FPN00-62

RF Heating Doubles Density at MIT

December 13, 2000

Researchers at MIT have discovered a powerful tool for creating and manipulating coveted "internal transport barriers" which prevent unwanted heat leakage from magnetically confined fusion plasmas. At the Alcator C-Mod National Tokamak Facility, located at the MIT Plasma Science and Fusion Center, researchers are developing a technique known as "off-axis ion cyclotron radio frequency" (ICRF) heating. C-Mod is a tokamak, a doughnut-shaped device which uses magnetic fields to confine plasmas.

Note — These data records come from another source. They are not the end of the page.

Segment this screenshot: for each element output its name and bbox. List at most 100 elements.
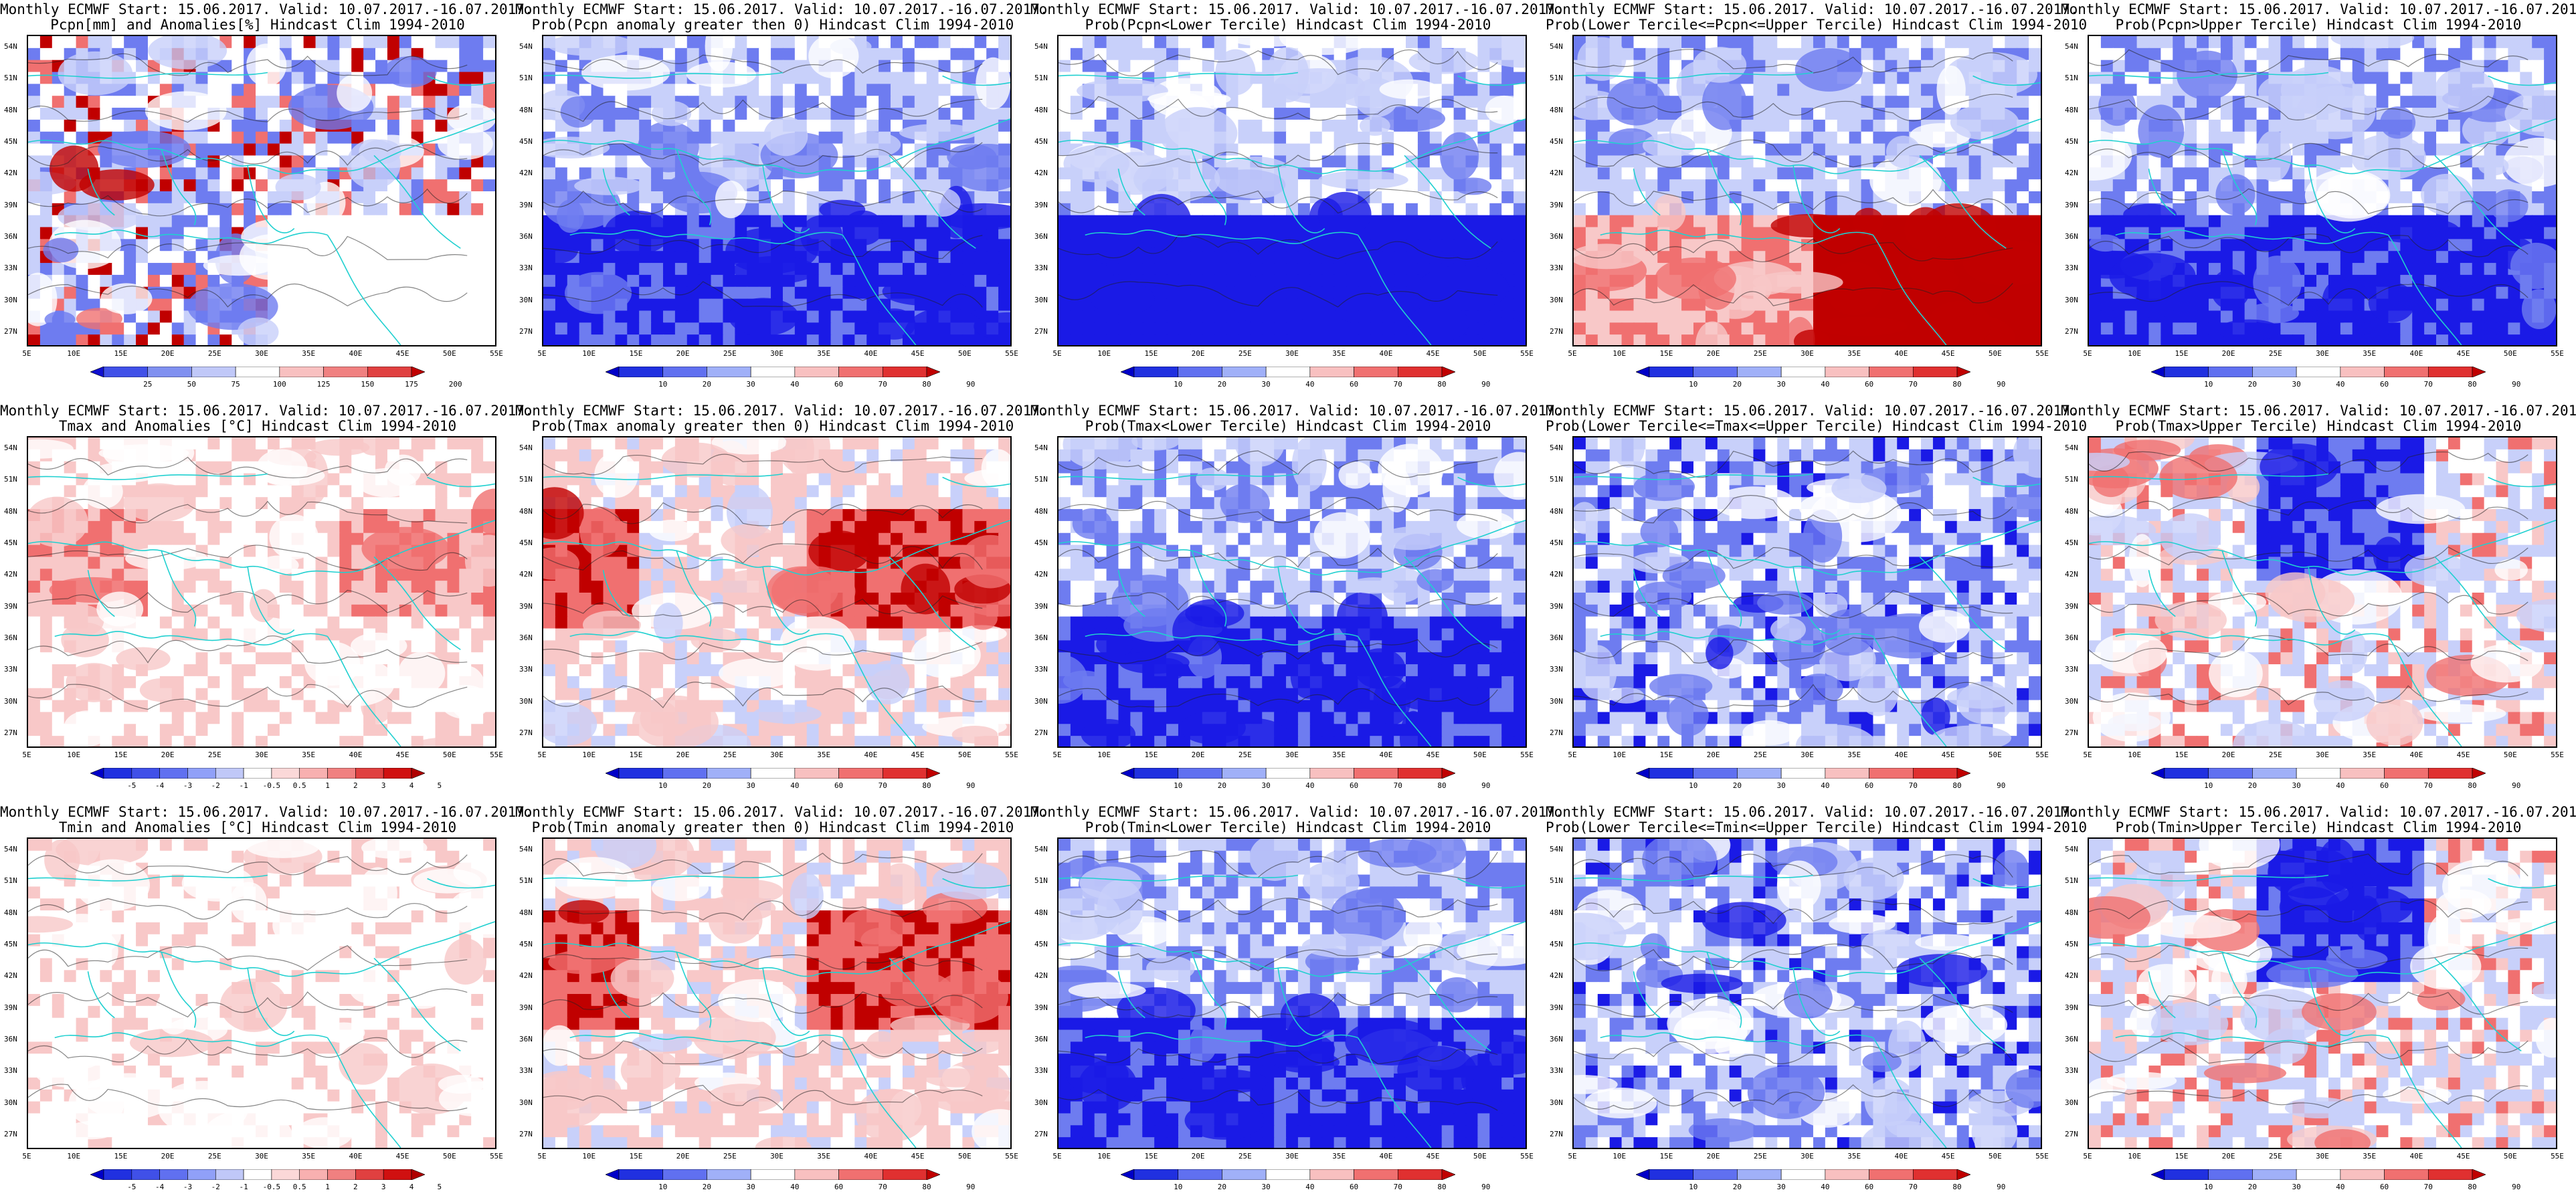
colorbar-tick-label: 60 [2379, 781, 2389, 790]
colorbar-tick-label: 20 [702, 781, 712, 790]
map-area [1572, 837, 2042, 1149]
longitude-tick-label: 25E [207, 1152, 221, 1161]
colorbar-segment [1265, 367, 1311, 377]
panel-title-line2: Prob(Pcpn<Lower Tercile) Hindcast Clim 1… [1085, 17, 1491, 33]
longitude-tick-label: 30E [2316, 349, 2329, 358]
longitude-tick-label: 35E [2363, 750, 2377, 759]
colorbar-tick-label: 5 [437, 781, 442, 790]
colorbar-tick-label: -1 [239, 781, 248, 790]
colorbar-segment [1397, 367, 1443, 377]
latitude-tick-label: 39N [1550, 1003, 1563, 1012]
longitude-tick-label: 45E [2456, 750, 2470, 759]
colorbar-tick-label: 25 [143, 380, 153, 389]
map-panel-p22: Monthly ECMWF Start: 15.06.2017. Valid: … [515, 401, 1048, 803]
colorbar-segment [2208, 367, 2253, 377]
longitude-tick-label: 5E [2083, 750, 2092, 759]
colorbar-tick-label: 175 [405, 380, 418, 389]
colorbar-segment [1265, 1169, 1311, 1180]
panel-title-line2: Prob(Tmax>Upper Tercile) Hindcast Clim 1… [2115, 418, 2522, 434]
latitude-tick-label: 33N [2065, 1066, 2078, 1076]
longitude-tick-label: 30E [2316, 750, 2329, 759]
colorbar-tick-label: 10 [1174, 1183, 1183, 1191]
latitude-tick-label: 30N [519, 1098, 533, 1107]
latitude-tick-label: 51N [4, 475, 17, 484]
colorbar-tick-label: 40 [1821, 1183, 1830, 1191]
colorbar-tick-label: 30 [1776, 781, 1786, 790]
longitude-tick-label: 30E [255, 1152, 268, 1161]
colorbar-tick-label: 60 [2379, 1183, 2389, 1191]
colorbar-tick-label: 60 [1864, 781, 1874, 790]
colorbar-tick-label: 90 [2512, 380, 2521, 389]
colorbar-segment [1693, 1169, 1738, 1180]
colorbar-segment [662, 768, 707, 779]
latitude-tick-label: 42N [2065, 971, 2078, 981]
colorbar-tick-label: 20 [1217, 1183, 1227, 1191]
colorbar [1121, 367, 1455, 377]
field-map [543, 437, 1010, 746]
longitude-tick-label: 35E [1847, 349, 1861, 358]
colorbar-segment [750, 367, 796, 377]
colorbar-segment [299, 768, 328, 779]
latitude-tick-label: 54N [4, 42, 17, 51]
latitude-tick-label: 48N [4, 908, 17, 917]
colorbar-tick-label: 90 [1481, 781, 1491, 790]
colorbar-segment [103, 768, 132, 779]
longitude-tick-label: 35E [817, 1152, 831, 1161]
longitude-tick-label: 5E [22, 750, 31, 759]
longitude-tick-label: 5E [22, 349, 31, 358]
latitude-tick-label: 51N [1550, 475, 1563, 484]
longitude-tick-label: 50E [1988, 1152, 2002, 1161]
colorbar-tick-label: 20 [2247, 380, 2258, 389]
colorbar-tick-label: -2 [211, 781, 220, 790]
colorbar-tick-label: 70 [1908, 1183, 1918, 1191]
field-map [1059, 36, 1526, 345]
colorbar-segment [1178, 367, 1222, 377]
field-map [1059, 437, 1526, 746]
colorbar-tick-label: 125 [316, 380, 331, 389]
latitude-tick-label: 45N [1034, 137, 1048, 146]
map-area [542, 436, 1012, 748]
colorbar-tick-label: 90 [1997, 1183, 2006, 1191]
longitude-tick-label: 20E [1191, 349, 1205, 358]
longitude-tick-label: 20E [161, 750, 175, 759]
colorbar-tick-label: 70 [878, 380, 887, 389]
panel-title-line2: Tmax and Anomalies [°C] Hindcast Clim 19… [58, 418, 457, 434]
colorbar-segment [2427, 1169, 2473, 1180]
longitude-tick-label: 45E [1426, 349, 1440, 358]
longitude-tick-label: 25E [2268, 1152, 2282, 1161]
map-panel-p21: Monthly ECMWF Start: 15.06.2017. Valid: … [0, 401, 533, 803]
colorbar-min-arrow [90, 1169, 104, 1180]
latitude-tick-label: 42N [1034, 971, 1048, 981]
longitude-tick-label: 25E [723, 1152, 737, 1161]
colorbar-segment [1178, 1169, 1222, 1180]
colorbar-tick-label: 40 [2336, 1183, 2345, 1191]
panel-title-line2: Prob(Tmin anomaly greater then 0) Hindca… [531, 819, 1014, 835]
colorbar-segment [750, 1169, 796, 1180]
colorbar-segment [355, 1169, 384, 1180]
longitude-tick-label: 15E [1659, 750, 1673, 759]
colorbar-segment [131, 1169, 160, 1180]
map-area [27, 35, 496, 346]
longitude-tick-label: 45E [911, 750, 925, 759]
latitude-tick-label: 27N [2065, 1130, 2078, 1138]
colorbar-segment [1222, 367, 1267, 377]
colorbar-max-arrow [1441, 1169, 1455, 1180]
colorbar-tick-label: 70 [1908, 781, 1918, 790]
latitude-tick-label: 42N [2065, 169, 2078, 178]
colorbar-tick-label: 70 [1908, 380, 1918, 389]
latitude-tick-label: 33N [2065, 264, 2078, 273]
colorbar-segment [1912, 1169, 1958, 1180]
latitude-tick-label: 45N [1550, 137, 1563, 146]
longitude-tick-label: 45E [911, 1152, 925, 1161]
colorbar-segment [1825, 367, 1869, 377]
colorbar-tick-label: 20 [2247, 781, 2258, 790]
field-map [1574, 437, 2041, 746]
colorbar [90, 1169, 425, 1180]
longitude-tick-label: 20E [676, 349, 690, 358]
colorbar-max-arrow [1956, 1169, 1970, 1180]
colorbar-segment [2208, 1169, 2253, 1180]
colorbar-segment [1825, 768, 1869, 779]
colorbar-segment [1265, 768, 1311, 779]
latitude-tick-label: 54N [1550, 845, 1563, 854]
longitude-tick-label: 50E [1988, 349, 2002, 358]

Normally, ions in these plasmas circle around the magnetic fields at different rates; the ions' resulting "cyclotron frequencies" vary according to their positions with respect to the tokamak's many fields. And for reasons not completely understood, the overall plasma rotates around the tokamak. In traditional techniques for heating the plasma with radio waves, researchers send in waves with a frequency that matches the cyclotron frequency of ions at the center of the plasma. However, MIT researchers studied the effects of moving the resonance location for the ICRF heating; in other words, they applied a radio frequency that matched the cyclotron frequency of ions at a location elsewhere in the plasma. When this resonance location was moved sufficiently far away from the center of the plasma, the overall rotation of the plasma was significantly slowed, or even reversed, and simultaneously with this change, a clear internal transport barrier developed, resulting in an extraordinary peaking of the plasma density, one that was at least two times greater than before.

Internal transport barriers have been created before, but they often require the introduction of neutral atom beams which could not be feasibly placed in the designs envisioned for commercial fusion power plants. This new approach of creating internal barriers could prove to be extremely important, as it is potentially attractive for power plant applications.